Right away, we notice that the expected solution (above) is twice the amplitude of the solution being generated by my file! Upon inspection, I discover that I accidentally multiplied all of my outputs by 0.5. Fixing that line in submitted.py fixes all of the results.

When gradescope grades your code, it will run grade.py. It will test your code using the solutions in solutions.hdf5, and using the test code tests/test_visible.py. It will also test your code using some hidden tests. The hidden tests are actually exactly the same as those in tests/test_visible.py, but with different input parameters.


Extra Credit

You can earn up to 10% extra credit on this MP by finishing the file called extra.py, and submitting it to the autograder.

This file has just one function, called extra.fourier_series_coefficients, with the following signature:

Remember that the Fourier series coefficients are normally defined as

$$X_k = \frac{1}{T_0} \int_0^{T_0} x(t) e^{-j2\pi ktF_0}dt$$

In order to summarize information over the entire length of the input signal, though, let's average over the entire input signal length, thus

$$X_k = \frac{1}{L} \sum_{n=0}^{L-1} x[n] e^{-j2\pi knF_0/F_s}$$

where $L$ is the length of the signal, and $F_s$ is the sampling frequency (samples/second).

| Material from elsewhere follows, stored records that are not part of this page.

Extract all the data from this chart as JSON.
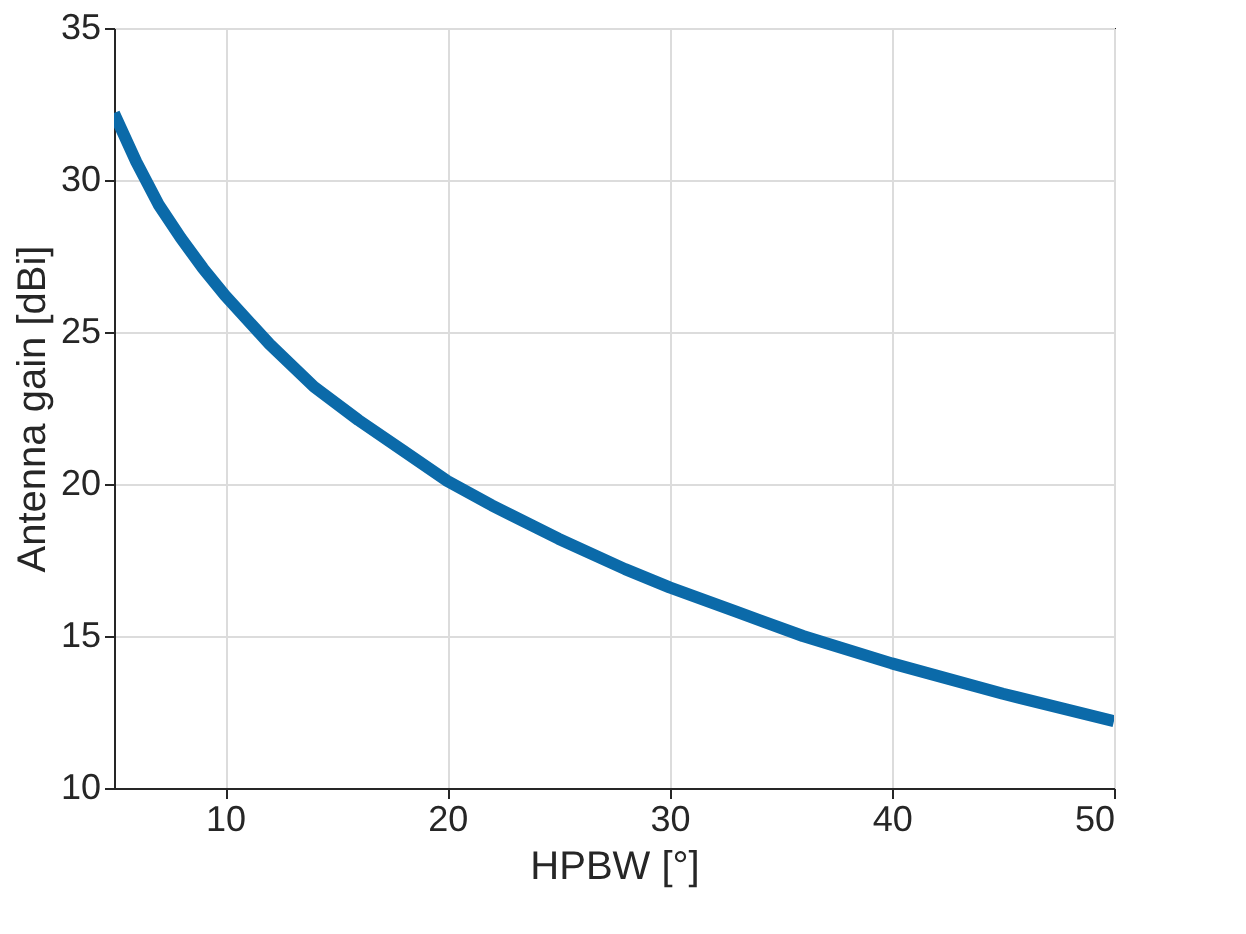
{
  "chart_data": {
    "type": "line",
    "xlabel": "HPBW [°]",
    "ylabel": "Antenna gain [dBi]",
    "x": [
      5,
      6,
      7,
      8,
      9,
      10,
      12,
      14,
      16,
      18,
      20,
      22,
      25,
      28,
      30,
      33,
      36,
      40,
      45,
      50
    ],
    "series": [
      {
        "color": "#0b6aa9",
        "values": [
          32.2,
          30.6,
          29.2,
          28.1,
          27.1,
          26.2,
          24.6,
          23.2,
          22.1,
          21.1,
          20.1,
          19.3,
          18.2,
          17.2,
          16.6,
          15.8,
          15.0,
          14.1,
          13.1,
          12.2
        ]
      }
    ],
    "xlim": [
      5,
      50
    ],
    "xticks": [
      10,
      20,
      30,
      40,
      50
    ],
    "ylim": [
      10,
      35
    ],
    "yticks": [
      10,
      15,
      20,
      25,
      30,
      35
    ],
    "grid": true,
    "marker": "none",
    "line_style": "solid"
  }
}
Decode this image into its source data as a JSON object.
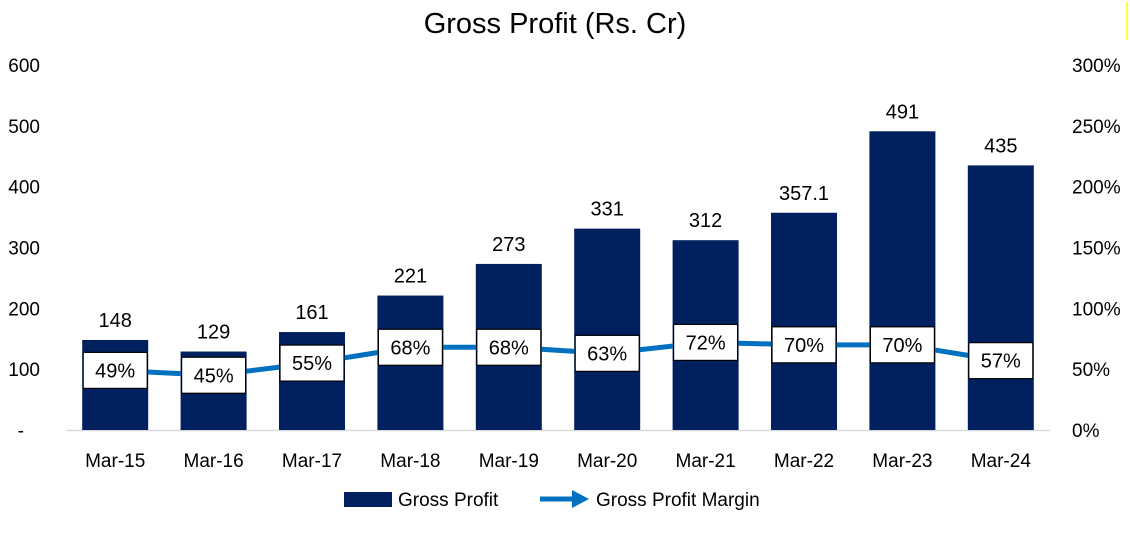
{
  "chart_data": {
    "type": "bar",
    "title": "Gross Profit (Rs. Cr)",
    "categories": [
      "Mar-15",
      "Mar-16",
      "Mar-17",
      "Mar-18",
      "Mar-19",
      "Mar-20",
      "Mar-21",
      "Mar-22",
      "Mar-23",
      "Mar-24"
    ],
    "series": [
      {
        "name": "Gross Profit",
        "type": "bar",
        "axis": "left",
        "color": "#002060",
        "values": [
          148,
          129,
          161,
          221,
          273,
          331,
          312,
          357.1,
          491,
          435
        ],
        "labels": [
          "148",
          "129",
          "161",
          "221",
          "273",
          "331",
          "312",
          "357.1",
          "491",
          "435"
        ]
      },
      {
        "name": "Gross Profit Margin",
        "type": "line",
        "axis": "right",
        "color": "#0070C0",
        "values": [
          49,
          45,
          55,
          68,
          68,
          63,
          72,
          70,
          70,
          57
        ],
        "labels": [
          "49%",
          "45%",
          "55%",
          "68%",
          "68%",
          "63%",
          "72%",
          "70%",
          "70%",
          "57%"
        ]
      }
    ],
    "y_left": {
      "ylim": [
        0,
        600
      ],
      "ticks": [
        0,
        100,
        200,
        300,
        400,
        500,
        600
      ],
      "tick_labels": [
        "-",
        "100",
        "200",
        "300",
        "400",
        "500",
        "600"
      ]
    },
    "y_right": {
      "ylim": [
        0,
        300
      ],
      "ticks": [
        0,
        50,
        100,
        150,
        200,
        250,
        300
      ],
      "tick_labels": [
        "0%",
        "50%",
        "100%",
        "150%",
        "200%",
        "250%",
        "300%"
      ]
    },
    "grid": false,
    "legend": "bottom"
  }
}
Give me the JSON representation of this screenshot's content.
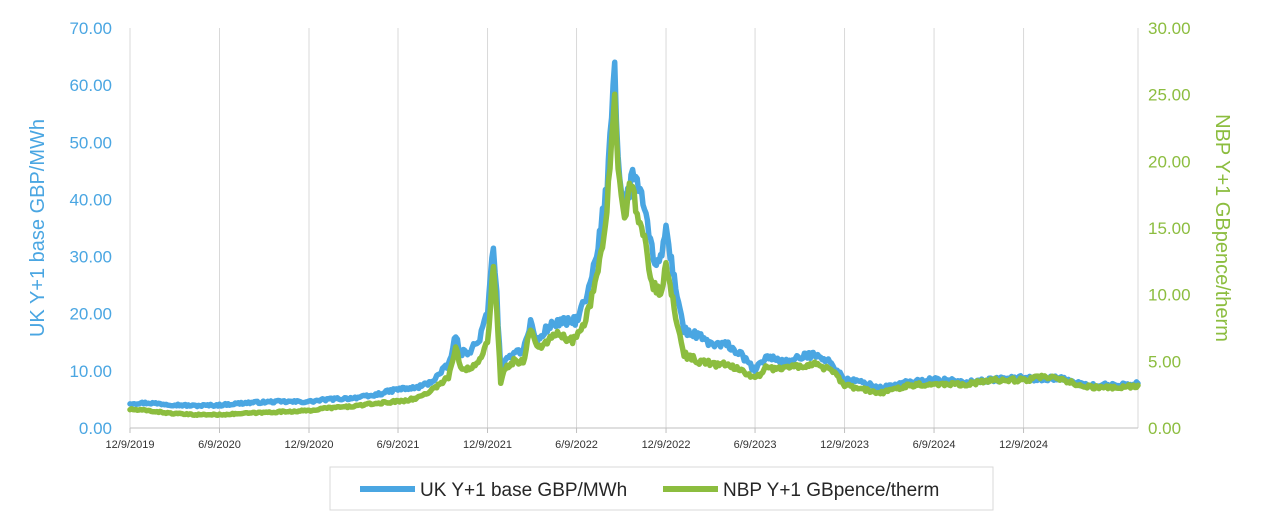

When you think you have it working, you can test it by running:

python grade.py

in your terminal. Yes, indeed, this is the same code you ran for the regular MP! The only difference is that, when you unzipped mp1_extra.zip, it gave you the test file tests/text_extra.py. So now, when you run grade.py, it will grade both your regular MP, and the extra credit part.

Incidentally, what is this test doing? It is testing to see if your analysis of the violin results in the right phasors. The violin is playing a middle C, which has an $F_0=261.63$. Its sampling frequency is $F_s=44100$. The results look something like this:

In order to find something a little closer to what we're used to, let's compute the levels of these eight notes. Since these are computed from the whole file, we'll add 120dB to the levels, in order to account for the effect of averaging over the entire file:

Well! These levels, averaged over the whole file, are pretty different from what we measured right at the peak using Praat. There are some similarities, though: for example, the 1st, 3rd, 6th and 8th harmonics have high amplitude, while the 2nd, 4th, 5th, and 7th harmonics are smaller.

Congratulations! That's the end of MP1. Good luck!